Пока я смотрю на свои ноги, из кармана Кэла раздается звонок телефона. Он достает его и, даже не глядя на номер звонящего, отвечает. Слышны приглушенные голоса, но я не могу разобрать ни слова.
Все, что я вижу, — это мириады эмоций, мелькающих на лице Кэла. Ярость, разочарование, раздражение... радость. В его карих глазах мелькает искра маниакального восторга.
— Где ты его нашел?
Кэл молчит, слушая, и между бровями у него появляется морщинка.
— И он нес ее на плече? Ты отвез ее в больницу? — В ответ раздаются приглушенные голоса, и Кэл кивает в такт тому, что они говорят. В моей груди зарождается надежда, я молюсь, чтобы это были новости об Элис.
— У него была такая же татуировка? — Кэл бросает на меня резкий взгляд. — Мы будем там через десять минут, — говорит он грубым голосом, от которого по моей спине пробегает ледяной холодок. Затем он вешает трубку и выходит из моей комнаты. — Нам нужно ехать.
— Это была Элис? Они нашли ее? — Я перешагиваю через разбитые вещи и бегу за ним. Разрушенная квартира размывается в моем поле зрения, я стараюсь не смотреть на нее. Я думаю, стоит ли беспокоиться о своей двери, но сразу отбрасываю эту мысль. Здесь нет ничего ценного. Уже нет.
Кэл останавливается у водительской двери и смотрит на меня через капот.
— У Элис черные волосы?
Меня душит отчаяние, и я качаю головой. Мы садимся в машину, и резиновые шины визжат, когда мы выезжаем из моего комплекса.
Если бы я не видела, насколько он сосредоточен, я бы, наверное, боялась за свою жизнь. Но глаза Кэла не отрываются от дороги, а его пальцы сжимают руль так крепко, что становятся белыми.
— Куда мы едем?
Кэл игнорирует меня, или, возможно, не слышит. Его челюсть дергается, и он сильнее сжимает руль, еще больше нажимая на педаль газа.
— Кэл, — повторяю я.
Наконец, он смотрит на меня. Его глаза на мгновение смягчаются.
— Эверетт и Грейвс нашли одного из похитителей. Он нес на плечах без сознания женщину, и это было средь бела дня. У него была такая же татуировка на запястье.
Его слова взрываются, как бомба, оседая в моем желудке, как камни.
Мы говорим одновременно.
— Кто...
— Они отвезли его домой для допроса.
Это заставляет меня замолчать. Они собираются... допросить его?
— И под допросом ты имеешь в виду... — Я замолкаю, ожидая, пока он скажет это вслух.
Кэл не отвечает, только сильнее нажимает на газ.
Пытки. Они собираются его пытать.
Хорошо.
Через одиннадцать минут мы возвращаемся в резиденцию Кин. Кэл едва успевает выключить двигатель, как уже мчится в дом. Я следую за ним, едва успевая поймать дверь, которая захлопывается у меня перед носом.
— Кэл, подожди!
Он не ждет. Он продолжает идти, пробираясь по резиденции Кин, а я следую за ним по пятам. Когда мы доходим до места, где я никогда раньше не была, он наконец останавливается. Я чуть не врезаюсь ему в спину.

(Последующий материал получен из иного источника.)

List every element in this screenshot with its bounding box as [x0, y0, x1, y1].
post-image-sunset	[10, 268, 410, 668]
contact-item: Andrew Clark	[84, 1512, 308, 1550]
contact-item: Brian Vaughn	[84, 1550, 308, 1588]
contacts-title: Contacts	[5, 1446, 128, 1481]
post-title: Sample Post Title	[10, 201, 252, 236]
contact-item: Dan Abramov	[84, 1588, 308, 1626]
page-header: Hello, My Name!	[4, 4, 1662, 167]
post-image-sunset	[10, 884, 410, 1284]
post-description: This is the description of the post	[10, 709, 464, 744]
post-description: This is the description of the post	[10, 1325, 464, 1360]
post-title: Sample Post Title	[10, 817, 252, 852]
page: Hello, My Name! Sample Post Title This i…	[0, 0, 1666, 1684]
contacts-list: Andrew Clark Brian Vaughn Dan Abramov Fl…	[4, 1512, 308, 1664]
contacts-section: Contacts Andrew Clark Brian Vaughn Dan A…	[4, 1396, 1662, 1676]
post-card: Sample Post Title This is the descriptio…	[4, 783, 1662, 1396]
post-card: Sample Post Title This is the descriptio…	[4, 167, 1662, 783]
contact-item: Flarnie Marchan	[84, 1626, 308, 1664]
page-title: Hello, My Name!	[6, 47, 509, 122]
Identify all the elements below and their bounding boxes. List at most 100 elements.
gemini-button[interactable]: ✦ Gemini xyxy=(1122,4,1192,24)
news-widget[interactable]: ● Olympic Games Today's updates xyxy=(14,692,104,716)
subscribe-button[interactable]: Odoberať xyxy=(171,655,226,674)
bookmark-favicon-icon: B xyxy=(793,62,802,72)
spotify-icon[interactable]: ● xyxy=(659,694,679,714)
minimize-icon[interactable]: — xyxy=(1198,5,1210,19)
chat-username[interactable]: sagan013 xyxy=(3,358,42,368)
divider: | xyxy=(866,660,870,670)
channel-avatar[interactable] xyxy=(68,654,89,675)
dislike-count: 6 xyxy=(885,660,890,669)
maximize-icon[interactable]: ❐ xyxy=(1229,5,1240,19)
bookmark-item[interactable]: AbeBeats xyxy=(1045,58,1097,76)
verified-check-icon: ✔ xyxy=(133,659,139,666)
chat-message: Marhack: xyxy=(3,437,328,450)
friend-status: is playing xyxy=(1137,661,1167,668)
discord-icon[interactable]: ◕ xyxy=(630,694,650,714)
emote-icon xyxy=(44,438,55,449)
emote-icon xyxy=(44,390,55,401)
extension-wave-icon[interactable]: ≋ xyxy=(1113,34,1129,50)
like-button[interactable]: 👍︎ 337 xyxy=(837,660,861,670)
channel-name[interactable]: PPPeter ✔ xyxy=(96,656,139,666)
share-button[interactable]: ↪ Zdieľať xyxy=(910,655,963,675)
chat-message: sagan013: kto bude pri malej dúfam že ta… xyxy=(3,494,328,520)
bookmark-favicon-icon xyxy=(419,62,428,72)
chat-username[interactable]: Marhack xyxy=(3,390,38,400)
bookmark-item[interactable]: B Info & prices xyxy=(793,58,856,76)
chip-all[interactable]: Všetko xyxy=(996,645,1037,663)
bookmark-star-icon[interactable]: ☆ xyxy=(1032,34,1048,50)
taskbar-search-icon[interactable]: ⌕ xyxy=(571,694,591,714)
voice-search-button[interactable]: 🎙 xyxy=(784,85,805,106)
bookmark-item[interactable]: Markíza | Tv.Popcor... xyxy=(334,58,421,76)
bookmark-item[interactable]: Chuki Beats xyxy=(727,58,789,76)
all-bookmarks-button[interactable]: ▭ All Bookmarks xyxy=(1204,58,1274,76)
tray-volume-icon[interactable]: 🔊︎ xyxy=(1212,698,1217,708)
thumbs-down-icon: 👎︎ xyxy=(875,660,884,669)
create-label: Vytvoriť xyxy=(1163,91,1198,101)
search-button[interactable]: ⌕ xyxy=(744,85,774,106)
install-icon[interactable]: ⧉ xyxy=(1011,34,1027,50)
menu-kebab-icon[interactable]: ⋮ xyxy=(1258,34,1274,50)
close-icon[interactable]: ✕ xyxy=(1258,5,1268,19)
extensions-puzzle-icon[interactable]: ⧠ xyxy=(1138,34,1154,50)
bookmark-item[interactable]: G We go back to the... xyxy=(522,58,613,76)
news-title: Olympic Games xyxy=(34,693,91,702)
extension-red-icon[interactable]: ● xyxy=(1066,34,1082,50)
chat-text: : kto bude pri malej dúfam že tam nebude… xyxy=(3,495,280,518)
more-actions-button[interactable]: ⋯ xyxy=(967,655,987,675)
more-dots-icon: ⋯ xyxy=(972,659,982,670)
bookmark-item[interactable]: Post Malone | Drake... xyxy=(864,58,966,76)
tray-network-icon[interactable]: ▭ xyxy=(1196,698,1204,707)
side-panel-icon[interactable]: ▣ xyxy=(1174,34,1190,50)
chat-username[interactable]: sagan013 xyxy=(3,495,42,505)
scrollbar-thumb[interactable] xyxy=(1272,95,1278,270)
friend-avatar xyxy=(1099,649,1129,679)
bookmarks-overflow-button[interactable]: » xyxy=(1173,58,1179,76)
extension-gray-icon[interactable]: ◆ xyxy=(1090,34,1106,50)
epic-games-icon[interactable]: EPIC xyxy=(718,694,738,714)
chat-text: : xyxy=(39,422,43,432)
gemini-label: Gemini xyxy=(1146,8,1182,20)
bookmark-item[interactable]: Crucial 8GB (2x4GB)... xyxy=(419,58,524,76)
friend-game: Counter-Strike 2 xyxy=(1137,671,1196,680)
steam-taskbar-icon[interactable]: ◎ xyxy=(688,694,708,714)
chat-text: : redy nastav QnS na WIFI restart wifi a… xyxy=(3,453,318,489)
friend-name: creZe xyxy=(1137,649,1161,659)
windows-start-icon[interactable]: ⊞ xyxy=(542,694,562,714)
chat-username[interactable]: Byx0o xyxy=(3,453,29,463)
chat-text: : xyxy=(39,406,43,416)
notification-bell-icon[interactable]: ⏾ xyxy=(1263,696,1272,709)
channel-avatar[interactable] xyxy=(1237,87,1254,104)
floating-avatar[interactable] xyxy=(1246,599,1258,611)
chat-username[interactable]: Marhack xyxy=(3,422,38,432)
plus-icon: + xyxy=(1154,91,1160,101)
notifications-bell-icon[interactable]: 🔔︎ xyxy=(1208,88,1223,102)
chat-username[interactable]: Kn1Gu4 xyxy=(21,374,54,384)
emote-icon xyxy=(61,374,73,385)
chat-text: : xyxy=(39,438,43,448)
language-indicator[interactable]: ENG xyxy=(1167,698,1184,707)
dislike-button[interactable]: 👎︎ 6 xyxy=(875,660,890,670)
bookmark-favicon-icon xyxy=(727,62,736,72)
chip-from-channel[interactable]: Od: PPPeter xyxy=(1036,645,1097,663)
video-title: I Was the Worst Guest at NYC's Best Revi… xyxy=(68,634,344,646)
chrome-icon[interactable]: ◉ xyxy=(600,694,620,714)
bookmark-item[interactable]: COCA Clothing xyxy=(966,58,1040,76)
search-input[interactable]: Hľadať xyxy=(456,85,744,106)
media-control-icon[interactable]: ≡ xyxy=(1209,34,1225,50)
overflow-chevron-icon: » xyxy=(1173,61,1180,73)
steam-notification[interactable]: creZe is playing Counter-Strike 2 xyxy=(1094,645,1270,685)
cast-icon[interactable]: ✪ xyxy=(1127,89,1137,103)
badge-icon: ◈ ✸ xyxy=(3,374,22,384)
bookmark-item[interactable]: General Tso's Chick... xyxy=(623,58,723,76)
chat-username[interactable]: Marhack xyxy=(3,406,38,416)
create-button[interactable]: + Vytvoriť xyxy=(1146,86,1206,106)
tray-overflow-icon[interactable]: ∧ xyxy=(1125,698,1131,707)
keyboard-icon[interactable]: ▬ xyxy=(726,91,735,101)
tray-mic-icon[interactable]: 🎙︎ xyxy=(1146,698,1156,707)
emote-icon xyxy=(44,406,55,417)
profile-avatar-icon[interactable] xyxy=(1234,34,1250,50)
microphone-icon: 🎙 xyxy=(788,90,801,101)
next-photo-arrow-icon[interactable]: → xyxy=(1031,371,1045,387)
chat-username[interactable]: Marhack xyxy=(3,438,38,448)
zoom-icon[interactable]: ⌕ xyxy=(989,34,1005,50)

— Лорен, уходи. Иди в свою комнату. Тебе не позволено это видеть.
— Не позволено? Кто ты такой...
В следующий миг он резко поворачивается, хватает меня за плечи и смотрит мне прямо в глаза. В его глазах мелькает что-то похожее на панику, и это заставляет меня замолчать.
— Рен, — шепчет он, умоляя меня послушать, — пожалуйста. Не сейчас. Я не могу иметь дело и с тобой тоже.
Это сбивает меня с ног.
— Иметь дело со мной? Я что, что-то, с чем нужно иметь дело, Каллахан?
Он не отвечает. Вместо этого он смотрит в пол.
Я понимаю.
— Хорошо. Я уйду. Боже упаси меня предложить помощь.
Каллахан напрягается, его плечи становятся жесткими.
— Как будто я когда-нибудь хотел бы твоей помощи, — выпаливает он. — А теперь уходи. — Он не ждет моего ответа. Без лишних слов он проскальзывает внутрь.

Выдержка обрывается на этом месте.